The officers observed a minor traffic violation and pulled over the driver, also the father of the 10-month-old girl, on the violation, Hodges, 26, a nearly two-year veteran of the force, told ABC News.

When the officers spoke with the parents, who were not identified, they quickly realized they did not have the resources to purchase a car seat for their daughter.

“They had just recently moved to the area,” Hodges said. “We tried to have them contact family but they don’t have anyone close.

“There were no co-workers, no one who could help them out,” he said.

Instead of issuing the parents a citation, Pavlige and Hodges decided to take action in another way.

“We spoke with each other and made the decision to go get them a car seat so we’d know the kid was safe and that this issue wouldn’t come up again,” Hodges said.

While Pavlige stayed with the family, Hodges went to a local Walmart and purchased a new car seat with money from his and Pavlige’s own pockets. They then installed the car seat and gave the family instructions on how to properly use it.

“The father was, I think, almost in shock,” said Hodges, who declined to say how much the car seat cost. “They didn’t say much but were just very appreciative.”

Hodges and Pavlige’s good deed occurred in February but was publicized just last week after a Walmart employee called the police station to report what the officers had done.

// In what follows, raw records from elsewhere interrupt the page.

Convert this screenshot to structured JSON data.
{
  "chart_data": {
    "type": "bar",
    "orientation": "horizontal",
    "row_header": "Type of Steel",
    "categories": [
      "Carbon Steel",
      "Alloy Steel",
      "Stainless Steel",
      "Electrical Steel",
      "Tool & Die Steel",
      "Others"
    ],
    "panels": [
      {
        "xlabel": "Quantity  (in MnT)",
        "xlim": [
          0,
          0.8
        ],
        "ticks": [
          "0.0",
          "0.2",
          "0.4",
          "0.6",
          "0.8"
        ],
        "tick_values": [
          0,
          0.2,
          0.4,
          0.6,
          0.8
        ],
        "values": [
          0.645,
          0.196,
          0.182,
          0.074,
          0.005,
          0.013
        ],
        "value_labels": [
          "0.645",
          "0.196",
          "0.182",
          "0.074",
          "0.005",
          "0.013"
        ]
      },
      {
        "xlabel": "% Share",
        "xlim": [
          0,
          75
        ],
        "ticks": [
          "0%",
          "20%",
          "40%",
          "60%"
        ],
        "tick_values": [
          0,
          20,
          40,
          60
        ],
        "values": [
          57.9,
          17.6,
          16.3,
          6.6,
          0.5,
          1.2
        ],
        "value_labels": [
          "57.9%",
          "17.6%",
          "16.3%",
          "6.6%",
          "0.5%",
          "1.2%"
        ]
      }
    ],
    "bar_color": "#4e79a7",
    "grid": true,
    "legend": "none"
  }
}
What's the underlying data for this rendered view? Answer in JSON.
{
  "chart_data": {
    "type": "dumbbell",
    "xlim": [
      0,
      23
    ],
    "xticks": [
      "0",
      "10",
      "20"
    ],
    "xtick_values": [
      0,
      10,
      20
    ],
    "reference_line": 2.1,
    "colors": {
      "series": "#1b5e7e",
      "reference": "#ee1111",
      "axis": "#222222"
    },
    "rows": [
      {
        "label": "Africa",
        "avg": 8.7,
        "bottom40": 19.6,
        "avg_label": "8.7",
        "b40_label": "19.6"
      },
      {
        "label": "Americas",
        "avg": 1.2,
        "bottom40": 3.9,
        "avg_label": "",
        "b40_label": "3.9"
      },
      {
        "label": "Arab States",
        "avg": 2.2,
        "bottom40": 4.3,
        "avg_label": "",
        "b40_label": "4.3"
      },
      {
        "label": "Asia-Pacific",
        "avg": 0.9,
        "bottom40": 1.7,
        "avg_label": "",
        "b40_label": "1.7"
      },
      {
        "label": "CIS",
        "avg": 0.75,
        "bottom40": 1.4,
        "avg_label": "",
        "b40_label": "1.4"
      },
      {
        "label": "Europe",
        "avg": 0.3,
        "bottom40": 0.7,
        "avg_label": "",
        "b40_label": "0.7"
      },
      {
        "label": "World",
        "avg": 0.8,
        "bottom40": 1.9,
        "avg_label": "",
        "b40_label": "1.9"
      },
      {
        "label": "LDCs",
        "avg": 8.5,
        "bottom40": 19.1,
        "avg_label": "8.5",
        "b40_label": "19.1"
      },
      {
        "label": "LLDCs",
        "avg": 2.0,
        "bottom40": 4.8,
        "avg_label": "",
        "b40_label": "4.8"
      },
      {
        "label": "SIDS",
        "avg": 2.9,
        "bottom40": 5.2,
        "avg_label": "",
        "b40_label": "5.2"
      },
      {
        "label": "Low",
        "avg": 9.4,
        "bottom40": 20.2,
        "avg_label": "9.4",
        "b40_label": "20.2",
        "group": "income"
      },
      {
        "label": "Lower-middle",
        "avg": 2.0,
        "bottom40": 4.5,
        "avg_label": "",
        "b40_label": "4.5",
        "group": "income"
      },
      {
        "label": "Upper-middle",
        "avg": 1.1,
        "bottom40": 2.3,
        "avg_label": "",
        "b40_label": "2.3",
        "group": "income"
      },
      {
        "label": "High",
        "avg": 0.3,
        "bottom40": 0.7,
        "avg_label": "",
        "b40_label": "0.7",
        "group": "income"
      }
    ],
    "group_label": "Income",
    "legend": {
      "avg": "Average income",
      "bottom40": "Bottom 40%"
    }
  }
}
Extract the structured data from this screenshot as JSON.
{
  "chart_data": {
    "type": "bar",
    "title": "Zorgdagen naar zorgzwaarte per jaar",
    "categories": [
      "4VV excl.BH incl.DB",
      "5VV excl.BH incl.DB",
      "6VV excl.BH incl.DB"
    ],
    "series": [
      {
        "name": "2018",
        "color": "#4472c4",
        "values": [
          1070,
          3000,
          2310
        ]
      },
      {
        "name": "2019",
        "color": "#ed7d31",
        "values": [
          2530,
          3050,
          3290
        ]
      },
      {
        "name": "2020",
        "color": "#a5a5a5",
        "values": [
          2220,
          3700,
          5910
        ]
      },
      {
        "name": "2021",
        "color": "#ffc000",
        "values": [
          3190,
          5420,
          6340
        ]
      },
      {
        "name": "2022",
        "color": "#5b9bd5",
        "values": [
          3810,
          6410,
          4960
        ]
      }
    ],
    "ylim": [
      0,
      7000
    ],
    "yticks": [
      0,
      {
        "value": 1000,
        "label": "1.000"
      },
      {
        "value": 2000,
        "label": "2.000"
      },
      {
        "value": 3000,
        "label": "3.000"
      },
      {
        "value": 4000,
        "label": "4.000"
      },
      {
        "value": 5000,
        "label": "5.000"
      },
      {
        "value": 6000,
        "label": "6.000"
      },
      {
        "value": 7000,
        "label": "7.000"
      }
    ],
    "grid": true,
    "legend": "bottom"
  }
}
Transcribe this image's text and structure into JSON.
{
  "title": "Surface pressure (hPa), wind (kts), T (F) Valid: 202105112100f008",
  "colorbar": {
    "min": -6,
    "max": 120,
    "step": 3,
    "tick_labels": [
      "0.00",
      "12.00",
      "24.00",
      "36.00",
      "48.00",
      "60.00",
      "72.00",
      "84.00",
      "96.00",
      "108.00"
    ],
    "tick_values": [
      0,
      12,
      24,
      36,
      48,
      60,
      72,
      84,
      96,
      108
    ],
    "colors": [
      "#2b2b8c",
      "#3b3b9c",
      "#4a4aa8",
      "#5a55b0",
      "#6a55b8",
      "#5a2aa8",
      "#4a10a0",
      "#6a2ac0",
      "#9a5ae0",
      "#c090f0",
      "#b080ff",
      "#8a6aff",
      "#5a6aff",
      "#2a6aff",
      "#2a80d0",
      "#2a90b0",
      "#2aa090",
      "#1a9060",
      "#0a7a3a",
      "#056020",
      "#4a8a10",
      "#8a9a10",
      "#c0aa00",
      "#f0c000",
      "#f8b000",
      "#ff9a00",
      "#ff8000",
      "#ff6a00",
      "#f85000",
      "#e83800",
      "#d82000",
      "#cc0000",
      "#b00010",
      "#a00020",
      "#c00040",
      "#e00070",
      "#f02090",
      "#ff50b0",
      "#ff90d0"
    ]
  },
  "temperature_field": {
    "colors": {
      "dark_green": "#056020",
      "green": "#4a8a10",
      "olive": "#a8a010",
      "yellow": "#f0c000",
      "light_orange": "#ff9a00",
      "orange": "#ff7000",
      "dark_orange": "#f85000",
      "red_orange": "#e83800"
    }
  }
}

“It was only brought to our attention by a clerk at Walmart who saw it and thought they should be recognized,” Fruitport Township Police Lt. Bruce Morningstar told ABC News. “They were doing it on their own without any recognition.”

Hodges says the incident was just another day on the job in the life of a police officer.

“We made the decision that was what we needed to do to solve the issue,” Hodges said. “When we left we went onto the next call.”

“It’s just part of what police officers do on a daily basis,” he said.